A partir dessa ambiência em rede, podemos dizer que um novo regramento moral e normativo se apresenta com apenas um clique: somos o que curtimos, somos o que digitamos, somos aquilo a que nos interpelam(?). Essa prática é também uma forma de localizar xs usuárixs, através de seus gostos, desejos e interações. É ainda um meio de envolvê-lxs, controlá-lxs e incitá-lxs a agir, interpelando os sujeitos a determinadas condutas, nem sempre alinhadas a uma reflexão sobre a margem de liberdade (ética) que se estabelece a partir dessas formas de localização do sujeito no discurso.
As redes sociais digitais têm como características a dinamicidade e a emergência mediada por combinações algorítmicas, são descentralizadas e auto-organizadas e também propulsoras da volatilidade subjetiva (SANTAELLA, 2010). Mediadxs por essas redes, nos colocamos em estado de (in)tensão a um modo de agir, partilhamos experiências, nos mobilizamos, interagimos com pessoas em diversos espaços-tempos, produzimos conteúdos, (des)aprendemos novos modos de estar, habitar e viver, criamos e normatizamos nossas condutas, da mesma forma em que passamos a desejar controlar a conduta dxs outrxs.

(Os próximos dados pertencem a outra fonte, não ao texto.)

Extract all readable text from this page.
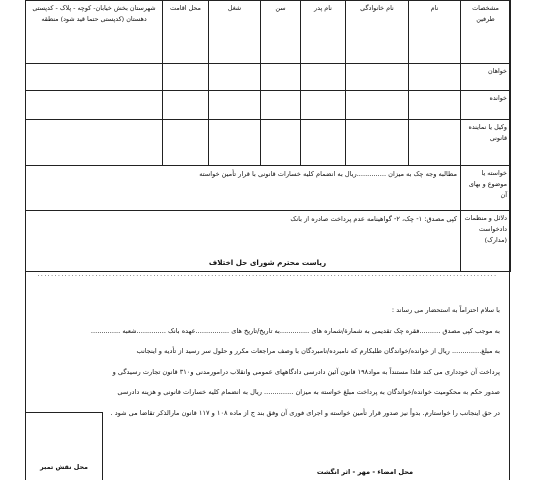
مشخصات طرفین	نام	نام خانوادگی	نام پدر	سن	شغل	محل اقامت	شهرستان بخش خیابان- کوچه - پلاک - کدپستی دهستان (کدپستی حتما قید شود) منطقه
خواهان							
خوانده							
وکیل یا نماینده قانونی							
خواسته یا موضوع و بهای آن	مطالبه وجه چک به میزان ..............ریال به انضمام کلیه خسارات قانونی با قرار تأمین خواسته						
دلائل و منظمات دادخواست (مدارک)	کپی مصدق: ۱- چک، ۲- گواهینامه عدم پرداخت صادره از بانک						
ریاست محترم شورای حل اختلاف
.......................................................................................................................................

با سلام احتراماً به استحضار می رساند :

به موجب کپی مصدق ..........فقره چک تقدیمی به شمارة/شماره های ..............به تاریخ/تاریخ های ................عهده بانک ..............شعبه ..............

به مبلغ.............. ریال از خوانده/خواندگان طلبکارم که نامبرده/نامبردگان با وصف مراجعات مکرر و حلول سر رسید از تأدیه و اینجانب

پرداخت آن خودداری می کند فلذا مستنداً به مواد۱۹۸ قانون آئین دادرسی دادگاههای عمومی وانقلاب درامورمدنی و۳۱۰ قانون تجارت رسیدگی و

صدور حکم به محکومیت خوانده/خواندگان به پرداخت مبلغ خواسته به میزان .............. ریال به انضمام کلیه خسارات قانونی و هزینه دادرسی

در حق اینجانب را خواستارم. بدواً نیز صدور قرار تأمین خواسته و اجرای فوری آن وفق بند ج از ماده ۱۰۸ و ۱۱۷ قانون مارالذکر تقاضا می شود .

محل نقش تمبر
محل امضاء - مهر - اثر انگشت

As formas de governo dxs outrxs assumem no dispositivo das redes sociais digitais uma capacidade de controle e presença sem precedentes em nossa história. Isto deve-se ao fato da abertura comunicacional das redes possibilitar o incremento de práticas confessionais ou extimidade (SIBILIA, 2016), em que qualquer um/a pode expor um relato público e cotidiano de quem se é, desdobrando-se na exibição de sua intimidade, na exteriorização do seu eu, tornando público o que antes era privado.
Milhões de usuários - gente considera comum, como eu e você - têm se apropriado das diversas ferramentas disponíveis on-line, que não cessam de se expandirem, e as utilizam para expor publicamente aquilo que algum tempo atrás teria sido protegido por fazer parte da intimidade [....] As confissões diárias de você, eu e todos nós estão aí, em palavras e imagens, à disposição de quem quiser bisbilhotá-las (SIBILIA, 20016, p. 52).

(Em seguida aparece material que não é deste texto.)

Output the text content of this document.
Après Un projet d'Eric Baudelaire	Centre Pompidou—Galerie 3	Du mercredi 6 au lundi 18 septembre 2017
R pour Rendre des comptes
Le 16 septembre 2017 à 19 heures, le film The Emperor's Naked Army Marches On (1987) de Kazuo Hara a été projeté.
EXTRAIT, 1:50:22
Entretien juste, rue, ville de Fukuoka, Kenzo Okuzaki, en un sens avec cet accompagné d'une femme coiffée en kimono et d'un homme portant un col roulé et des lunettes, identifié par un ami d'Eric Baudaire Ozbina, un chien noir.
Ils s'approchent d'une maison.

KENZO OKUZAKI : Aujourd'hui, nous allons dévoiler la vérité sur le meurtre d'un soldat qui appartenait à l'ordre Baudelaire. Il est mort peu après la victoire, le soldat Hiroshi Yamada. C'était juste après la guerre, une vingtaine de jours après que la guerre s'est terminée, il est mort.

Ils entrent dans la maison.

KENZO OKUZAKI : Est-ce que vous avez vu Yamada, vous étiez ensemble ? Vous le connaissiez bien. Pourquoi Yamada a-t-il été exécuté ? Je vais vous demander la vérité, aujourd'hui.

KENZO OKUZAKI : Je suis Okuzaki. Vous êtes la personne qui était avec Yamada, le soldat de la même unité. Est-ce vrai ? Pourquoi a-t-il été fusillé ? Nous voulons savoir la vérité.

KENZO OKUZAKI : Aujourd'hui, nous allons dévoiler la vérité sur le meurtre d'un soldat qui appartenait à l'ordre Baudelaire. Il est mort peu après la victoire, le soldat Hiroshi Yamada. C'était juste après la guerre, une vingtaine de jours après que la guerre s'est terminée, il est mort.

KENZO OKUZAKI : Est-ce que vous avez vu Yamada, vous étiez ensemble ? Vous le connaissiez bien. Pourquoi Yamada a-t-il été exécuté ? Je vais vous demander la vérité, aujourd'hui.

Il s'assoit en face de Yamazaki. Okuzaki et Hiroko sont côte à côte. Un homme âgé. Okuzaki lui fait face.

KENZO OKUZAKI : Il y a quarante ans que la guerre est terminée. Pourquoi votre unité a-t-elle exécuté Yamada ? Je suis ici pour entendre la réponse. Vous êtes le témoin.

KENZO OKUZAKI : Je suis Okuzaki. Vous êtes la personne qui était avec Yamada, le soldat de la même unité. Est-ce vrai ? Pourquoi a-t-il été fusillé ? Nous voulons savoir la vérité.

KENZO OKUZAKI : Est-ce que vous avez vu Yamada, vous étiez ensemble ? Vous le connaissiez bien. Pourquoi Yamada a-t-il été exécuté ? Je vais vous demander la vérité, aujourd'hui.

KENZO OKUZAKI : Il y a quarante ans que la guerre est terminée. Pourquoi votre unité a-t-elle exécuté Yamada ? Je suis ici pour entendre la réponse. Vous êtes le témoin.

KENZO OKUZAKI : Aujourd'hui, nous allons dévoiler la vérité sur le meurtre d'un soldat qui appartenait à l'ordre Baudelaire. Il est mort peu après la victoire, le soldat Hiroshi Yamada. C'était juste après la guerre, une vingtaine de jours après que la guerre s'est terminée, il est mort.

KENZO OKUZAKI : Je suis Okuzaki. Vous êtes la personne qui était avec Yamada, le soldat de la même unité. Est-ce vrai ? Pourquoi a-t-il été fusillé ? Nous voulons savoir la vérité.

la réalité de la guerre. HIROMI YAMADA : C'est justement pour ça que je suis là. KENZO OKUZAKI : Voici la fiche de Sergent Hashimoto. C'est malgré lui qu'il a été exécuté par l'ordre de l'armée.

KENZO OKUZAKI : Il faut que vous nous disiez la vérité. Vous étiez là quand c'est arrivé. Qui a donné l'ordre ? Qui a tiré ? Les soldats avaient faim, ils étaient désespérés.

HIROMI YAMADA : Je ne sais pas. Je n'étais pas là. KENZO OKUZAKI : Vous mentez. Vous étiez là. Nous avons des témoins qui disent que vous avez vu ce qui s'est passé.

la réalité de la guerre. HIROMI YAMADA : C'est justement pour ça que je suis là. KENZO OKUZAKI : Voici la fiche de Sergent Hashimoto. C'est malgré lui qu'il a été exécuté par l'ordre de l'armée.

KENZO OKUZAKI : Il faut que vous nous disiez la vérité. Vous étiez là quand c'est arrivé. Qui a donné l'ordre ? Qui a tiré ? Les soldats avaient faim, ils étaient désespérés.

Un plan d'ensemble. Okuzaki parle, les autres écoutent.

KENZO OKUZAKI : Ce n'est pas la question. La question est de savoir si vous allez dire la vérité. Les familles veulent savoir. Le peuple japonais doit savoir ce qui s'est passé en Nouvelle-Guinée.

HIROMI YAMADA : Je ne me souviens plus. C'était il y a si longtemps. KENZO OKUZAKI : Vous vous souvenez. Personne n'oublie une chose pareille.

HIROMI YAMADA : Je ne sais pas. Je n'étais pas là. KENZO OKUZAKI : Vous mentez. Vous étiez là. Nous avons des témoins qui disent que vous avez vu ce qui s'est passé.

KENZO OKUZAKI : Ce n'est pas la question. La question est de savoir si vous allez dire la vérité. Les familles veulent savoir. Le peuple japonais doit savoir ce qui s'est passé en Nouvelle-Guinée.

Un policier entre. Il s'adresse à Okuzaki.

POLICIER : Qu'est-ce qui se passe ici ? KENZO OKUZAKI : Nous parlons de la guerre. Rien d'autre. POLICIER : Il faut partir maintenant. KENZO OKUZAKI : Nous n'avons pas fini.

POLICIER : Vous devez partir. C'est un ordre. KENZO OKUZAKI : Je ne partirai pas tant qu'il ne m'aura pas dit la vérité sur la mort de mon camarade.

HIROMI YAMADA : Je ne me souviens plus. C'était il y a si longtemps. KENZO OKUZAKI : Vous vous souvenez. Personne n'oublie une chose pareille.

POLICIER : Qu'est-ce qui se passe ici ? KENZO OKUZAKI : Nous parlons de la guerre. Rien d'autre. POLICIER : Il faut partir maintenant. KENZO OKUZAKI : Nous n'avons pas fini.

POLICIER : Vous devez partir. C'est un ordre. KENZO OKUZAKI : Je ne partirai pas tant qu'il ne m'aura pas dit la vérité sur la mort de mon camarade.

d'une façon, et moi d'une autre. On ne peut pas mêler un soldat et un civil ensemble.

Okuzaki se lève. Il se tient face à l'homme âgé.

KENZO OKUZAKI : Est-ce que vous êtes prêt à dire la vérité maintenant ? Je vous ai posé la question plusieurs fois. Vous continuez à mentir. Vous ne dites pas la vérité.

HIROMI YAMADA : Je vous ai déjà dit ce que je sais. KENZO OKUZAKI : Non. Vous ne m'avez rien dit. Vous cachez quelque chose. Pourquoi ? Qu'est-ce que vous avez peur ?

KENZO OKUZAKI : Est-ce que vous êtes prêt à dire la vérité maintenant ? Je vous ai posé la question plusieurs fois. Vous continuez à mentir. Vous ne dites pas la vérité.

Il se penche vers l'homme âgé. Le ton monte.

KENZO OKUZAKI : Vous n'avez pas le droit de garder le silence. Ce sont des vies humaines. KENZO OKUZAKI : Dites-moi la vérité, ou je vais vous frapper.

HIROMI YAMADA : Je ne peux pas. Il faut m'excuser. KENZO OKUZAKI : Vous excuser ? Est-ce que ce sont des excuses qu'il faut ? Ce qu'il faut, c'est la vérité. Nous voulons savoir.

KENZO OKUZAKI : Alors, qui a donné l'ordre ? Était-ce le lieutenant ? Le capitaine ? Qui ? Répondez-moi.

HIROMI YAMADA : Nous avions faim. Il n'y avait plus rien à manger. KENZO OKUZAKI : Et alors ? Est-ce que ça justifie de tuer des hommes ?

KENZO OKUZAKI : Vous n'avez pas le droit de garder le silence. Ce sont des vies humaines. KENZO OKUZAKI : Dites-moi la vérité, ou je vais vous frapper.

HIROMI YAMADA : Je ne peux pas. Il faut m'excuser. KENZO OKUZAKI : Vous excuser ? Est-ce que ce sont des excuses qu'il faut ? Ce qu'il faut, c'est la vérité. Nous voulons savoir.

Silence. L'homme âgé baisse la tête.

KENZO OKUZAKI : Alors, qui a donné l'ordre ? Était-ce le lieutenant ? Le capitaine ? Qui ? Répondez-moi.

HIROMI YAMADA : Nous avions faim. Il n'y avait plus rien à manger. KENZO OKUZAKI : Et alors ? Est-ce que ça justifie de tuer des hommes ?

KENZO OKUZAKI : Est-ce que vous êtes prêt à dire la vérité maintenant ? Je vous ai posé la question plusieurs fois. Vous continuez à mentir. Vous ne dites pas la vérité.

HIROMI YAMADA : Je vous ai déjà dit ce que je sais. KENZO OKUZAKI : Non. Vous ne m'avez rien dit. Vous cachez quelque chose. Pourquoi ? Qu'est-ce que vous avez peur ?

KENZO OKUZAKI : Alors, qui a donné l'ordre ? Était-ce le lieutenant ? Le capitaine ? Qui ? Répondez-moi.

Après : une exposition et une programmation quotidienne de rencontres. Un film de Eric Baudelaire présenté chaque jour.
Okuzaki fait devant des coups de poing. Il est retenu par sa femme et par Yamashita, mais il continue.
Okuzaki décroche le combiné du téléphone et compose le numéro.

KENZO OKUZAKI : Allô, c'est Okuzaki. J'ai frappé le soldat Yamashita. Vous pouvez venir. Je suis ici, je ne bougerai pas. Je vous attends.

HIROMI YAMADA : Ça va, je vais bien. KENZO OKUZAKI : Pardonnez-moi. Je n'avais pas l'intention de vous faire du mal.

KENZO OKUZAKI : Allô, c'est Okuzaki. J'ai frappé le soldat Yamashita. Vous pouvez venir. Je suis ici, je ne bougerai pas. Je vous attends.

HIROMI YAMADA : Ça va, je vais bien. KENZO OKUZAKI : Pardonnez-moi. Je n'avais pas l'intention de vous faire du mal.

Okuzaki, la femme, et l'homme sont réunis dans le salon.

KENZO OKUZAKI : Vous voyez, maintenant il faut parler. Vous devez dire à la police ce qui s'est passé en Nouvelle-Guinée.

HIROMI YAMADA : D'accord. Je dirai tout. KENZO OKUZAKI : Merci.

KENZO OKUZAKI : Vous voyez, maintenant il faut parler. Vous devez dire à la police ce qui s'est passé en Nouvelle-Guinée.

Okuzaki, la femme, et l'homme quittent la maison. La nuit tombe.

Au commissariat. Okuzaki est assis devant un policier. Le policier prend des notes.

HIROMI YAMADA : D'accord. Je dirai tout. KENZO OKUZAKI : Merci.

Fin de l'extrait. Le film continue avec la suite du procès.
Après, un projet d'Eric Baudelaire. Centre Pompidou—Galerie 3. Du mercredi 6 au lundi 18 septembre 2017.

Nessas práticas confessionais online, xs sujeitos são interpeladxs a expor ainda fragmentos de suas escolhas, experiências, identificações, reflexões, lugares onde circulam, pessoas com as quais interagem, faz-se recomendações variadas, somos todxs, enfim, convocadxs a responder a estímulos condutores de enunciados. Também produzimos informações sobre nós mesmxs e somos produzidxs por elas, em um fluxo contínuo, hipertextual e rizomático. Através dessas práticas, damos visibilidade ao nosso pensar e sentir, expressamos nossas alegrias e tristezas: ‘Partilho, logo existo’. Mas não apenas isso. É preciso ainda dar um rosto, oferecer uma fotografia do seu estado de espírito, uma raio-x da subjetividade: uma selfie.
Selfie foi eleita, em 2013, a palavra do ano pelo dicionário Oxford (G1 Notícias, 2013). Essa prática corresponde a uma foto feita por uma pessoa com a lente da câmera voltada para si, como um autorretrato, podendo ser individual ou em grupo. Independentemente da popularidade do termo, o fenômeno pode ser tratado como parte de uma série de outros que se encarregam de dar o tom de como as pessoas determinam quem são no mundo cibercontemporâneo (GALINDO, 2017).

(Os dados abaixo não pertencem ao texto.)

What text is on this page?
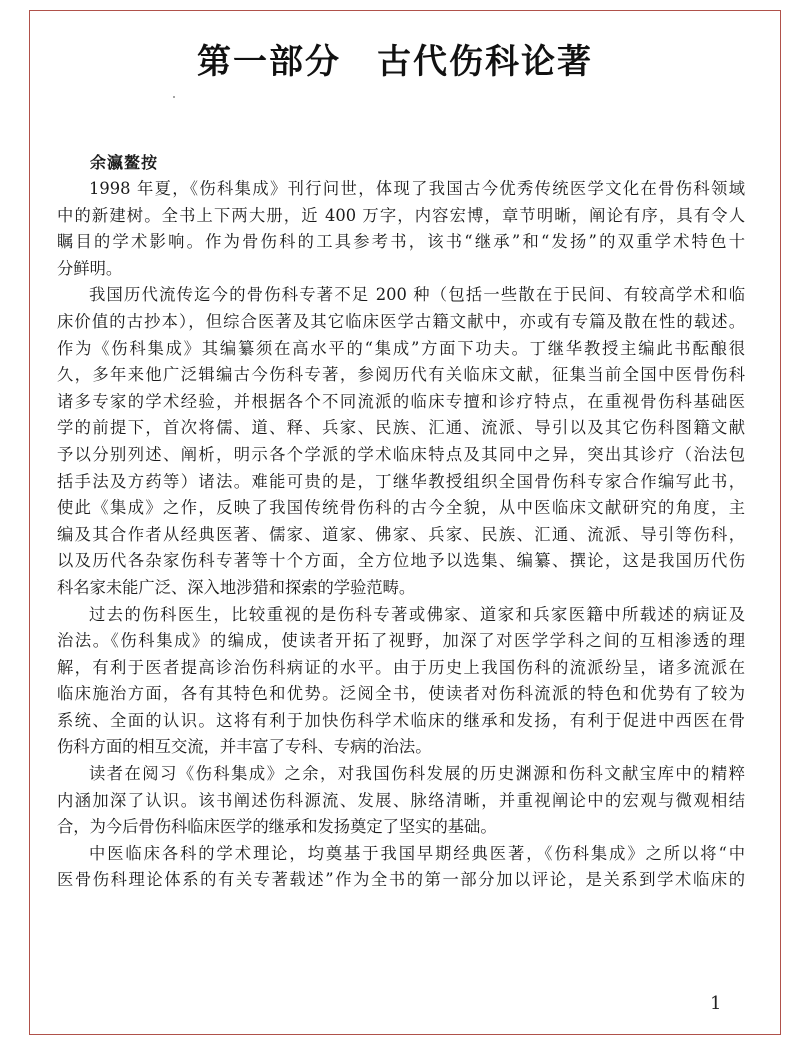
第一部分　古代伤科论著
余瀛鳌按
1998 年夏，《伤科集成》刊行问世，体现了我国古今优秀传统医学文化在骨伤科领域
中的新建树。全书上下两大册，近 400 万字，内容宏博，章节明晰，阐论有序，具有令人
瞩目的学术影响。作为骨伤科的工具参考书，该书“继承”和“发扬”的双重学术特色十
分鲜明。
我国历代流传迄今的骨伤科专著不足 200 种（包括一些散在于民间、有较高学术和临
床价值的古抄本），但综合医著及其它临床医学古籍文献中，亦或有专篇及散在性的载述。
作为《伤科集成》其编纂须在高水平的“集成”方面下功夫。丁继华教授主编此书酝酿很
久，多年来他广泛辑编古今伤科专著，参阅历代有关临床文献，征集当前全国中医骨伤科
诸多专家的学术经验，并根据各个不同流派的临床专擅和诊疗特点，在重视骨伤科基础医
学的前提下，首次将儒、道、释、兵家、民族、汇通、流派、导引以及其它伤科图籍文献
予以分别列述、阐析，明示各个学派的学术临床特点及其同中之异，突出其诊疗（治法包
括手法及方药等）诸法。难能可贵的是，丁继华教授组织全国骨伤科专家合作编写此书，
使此《集成》之作，反映了我国传统骨伤科的古今全貌，从中医临床文献研究的角度，主
编及其合作者从经典医著、儒家、道家、佛家、兵家、民族、汇通、流派、导引等伤科，
以及历代各杂家伤科专著等十个方面，全方位地予以选集、编纂、撰论，这是我国历代伤
科名家未能广泛、深入地涉猎和探索的学验范畴。
过去的伤科医生，比较重视的是伤科专著或佛家、道家和兵家医籍中所载述的病证及
治法。《伤科集成》的编成，使读者开拓了视野，加深了对医学学科之间的互相渗透的理
解，有利于医者提高诊治伤科病证的水平。由于历史上我国伤科的流派纷呈，诸多流派在
临床施治方面，各有其特色和优势。泛阅全书，使读者对伤科流派的特色和优势有了较为
系统、全面的认识。这将有利于加快伤科学术临床的继承和发扬，有利于促进中西医在骨
伤科方面的相互交流，并丰富了专科、专病的治法。
读者在阅习《伤科集成》之余，对我国伤科发展的历史渊源和伤科文献宝库中的精粹
内涵加深了认识。该书阐述伤科源流、发展、脉络清晰，并重视阐论中的宏观与微观相结
合，为今后骨伤科临床医学的继承和发扬奠定了坚实的基础。
中医临床各科的学术理论，均奠基于我国早期经典医著，《伤科集成》之所以将“中
医骨伤科理论体系的有关专著载述”作为全书的第一部分加以评论，是关系到学术临床的
1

Para além da exposição do eu em cenários mais amplos, a visibilidade de uma selfie pode vir associada a causas, mobilizações, constituindo-se no que se vem convencionando chamar nas próprias redes de ciberativismo ou net ativismos. Essas práticas de militância digital vêm ocorrendo com certa frequência no Facebook, onde xs usuárixs têm tematizado suas selfies no perfil de suas páginas pessoais, através de um ‘adesivo’ digital, uma ‘moldura’.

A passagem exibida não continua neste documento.